Alors que se tient aujourd’hui au Luxembourg le conseil des ministres du commerce de l’Union européenne, le parlement wallon a fait savoir qu’il refusait, à une large majorité, de donner son accord pour la signature par la Belgique du traité global de libre-échange entre le Canada et l’Union européenne, le très contesté CETA.
Cette décision bloque potentiellement la procédure engagée pour une ratification du traité, prévue le 27 octobre prochain, entre le Canada et les États membres de l’Union européenne. Des négociations sont en cours entre la Commission et le parlement wallon pour aboutir tout de même, coûte que coûte, à l’approbation de la signature du traité par la Belgique.
D’autres États ont pourtant émis des réserves sur le CETA, comme la Bulgarie ou la Roumanie. L’opposition citoyenne s’est également mobilisée, en France, en Allemagne et dans d’autres pays européens, tant la procédure de ratification et le contenu de l’accord paraissent confus et risquent de porter atteinte aux normes juridiques, sociales et environnementales européennes, ainsi qu’à l’exercice de la régulation démocratique.
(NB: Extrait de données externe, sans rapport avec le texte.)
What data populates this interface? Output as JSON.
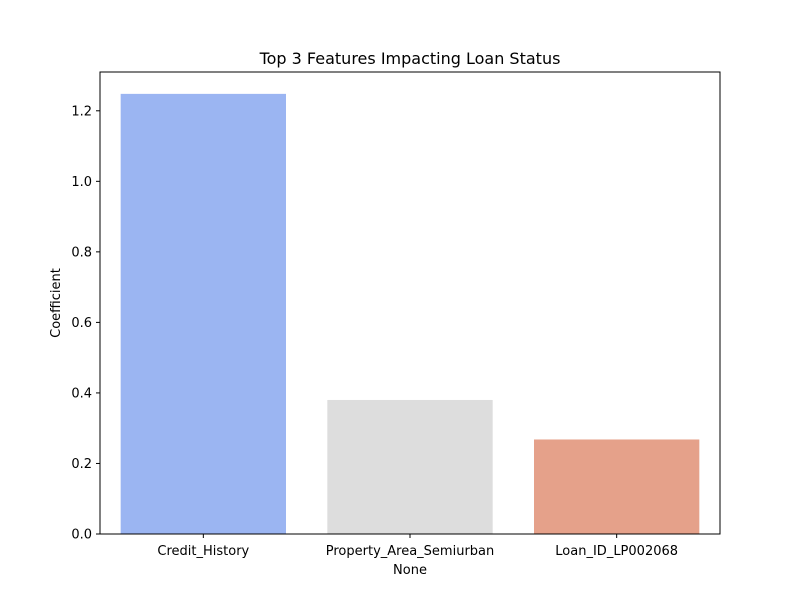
{
  "chart_data": {
    "type": "bar",
    "title": "Top 3 Features Impacting Loan Status",
    "xlabel": "None",
    "ylabel": "Coefficient",
    "categories": [
      "Credit_History",
      "Property_Area_Semiurban",
      "Loan_ID_LP002068"
    ],
    "values": [
      1.248,
      0.38,
      0.268
    ],
    "colors": [
      "#9bb5f2",
      "#dddddd",
      "#e5a18a"
    ],
    "ylim": [
      0,
      1.31
    ],
    "yticks": [
      0.0,
      0.2,
      0.4,
      0.6,
      0.8,
      1.0,
      1.2
    ],
    "ytick_labels": [
      "0.0",
      "0.2",
      "0.4",
      "0.6",
      "0.8",
      "1.0",
      "1.2"
    ],
    "grid": false,
    "legend": "none"
  }
}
Un groupe de onze universitaires canadiens, tous experts du régime d’arbitrage privé ICS, a d’ailleurs fait connaître son total soutien au parlement wallon, car la mise en œuvre de l’arbitrage privé dans le cadre de l’accord de libre-échange nord-américain, l’ALENA, a entraîné des conséquences déplorables pour l’État canadien.
Monsieur le secrétaire d’État, après avoir reconnu que les négociations entre la Commission européenne et le Canada avaient été conduites dans une totale opacité, vous avez pourtant refusé que les parlements nationaux soient consultés avant toute mise en application anticipée de cet accord. Pouvez-vous nous dire si la signature de ce dernier aura bien lieu le 27 octobre, contre l’avis du parlement wallon, ou si, au contraire, la sagesse l’emportera, permettant l’expression démocratique de tous les parlements nationaux sur le contenu de cet accord et sur ses modalités d’application ? (Applaudissements sur les travées du groupe CRC.)
M. le président. La parole est à M. le secrétaire d'État chargé du développement et de la francophonie.
M. André Vallini, secrétaire d'État auprès du ministre des affaires étrangères et du développement international, chargé du développement et de la francophonie. Monsieur le sénateur Billout, comme vous l’avez dit, la Belgique n’a pas été en mesure de donner son approbation à la signature de ce traité global de libre-échange entre le Canada et l’Union européenne. Les ministres européens n’ont donc pas réussi à s’accorder.
Cette situation ne change rien à la position de la France. Différer plus avant l’entrée en vigueur de ce traité exposerait l’Union européenne à de sérieux problèmes de crédibilité et pénaliserait nos exportateurs.
L’entrée en vigueur provisoire dont il s’agit n’est pas un déni de démocratie ; elle s’inscrit dans le cadre des traités européens, qui font de la politique commerciale une compétence communautaire.
L’application provisoire ne concerne que les compétences de l’Union européenne et n’interviendra que si le Parlement européen, qui se prononcera en toute transparence, donne son accord.
Les dispositions relevant du périmètre national ne pourront, quant à elles, entrer en vigueur qu’après ratification par les parlements nationaux, qui auront à se prononcer sur l’intégralité de l’accord.
Sur ce point, je tiens à rappeler que c’est le Gouvernement français qui a obtenu que les parlements nationaux prennent pleinement part au processus de ratification.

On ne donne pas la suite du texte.